GRG for each experimental trial is manipulated by including the weightage of the principal component with a larger eigenvalue. The average value of GRGs concerning the three responses is used to reflect the performance of the three responses as a single entity and is called Common Grey Relational Grade (CGRG), further, it is referred to as Multi Response Performance Indicator (MRPI). The main effect plot and ANOVA analysis are conducted for each machining response. Table 11 shows the computed GRG values and corresponding MRPI with ranking. The experimental trial number corresponding to the largest value of MRPI is known to be an optimal set of experiments to showcase the best performance of end milling operation.

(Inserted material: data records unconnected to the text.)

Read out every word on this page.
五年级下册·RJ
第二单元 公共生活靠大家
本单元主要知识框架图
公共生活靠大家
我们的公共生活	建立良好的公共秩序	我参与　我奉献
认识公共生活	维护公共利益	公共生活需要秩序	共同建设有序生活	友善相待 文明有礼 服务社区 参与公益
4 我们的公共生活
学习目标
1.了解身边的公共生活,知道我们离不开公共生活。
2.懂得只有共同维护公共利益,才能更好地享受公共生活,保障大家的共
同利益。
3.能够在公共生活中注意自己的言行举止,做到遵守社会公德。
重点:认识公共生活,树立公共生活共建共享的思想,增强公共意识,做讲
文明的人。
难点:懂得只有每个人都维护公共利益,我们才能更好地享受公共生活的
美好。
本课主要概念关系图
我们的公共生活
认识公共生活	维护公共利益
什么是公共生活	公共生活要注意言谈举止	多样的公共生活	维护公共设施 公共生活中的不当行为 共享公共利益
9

The main effect plot depicted in Fig. 5, manifests the ideal level of machining parameters including the type of machining fluid necessary to achieve the best performance characteristic of all the machining responses considered. A 650-rpm cutting speed, 132 mm/min feed rate and 1.5 mm depth of cut associated with 0.5% nMoS2 infused 60% Avocado oil are derived from the rigorous statistical modelling to yield the best performance of machining objectives, and in turn, found to be an optimal set of parameters.
The ANOVA is executed for each machining response since the impact of each parameter on the different machining responses is discrete. Tables 12 and 13, and 14 show the ANOVA for MRR, SR and TWR respectively. The proposed mathematical model seems to be adequate and accurate as the values of R2 and R2 adj are nearly more than 90% for all the machining responses.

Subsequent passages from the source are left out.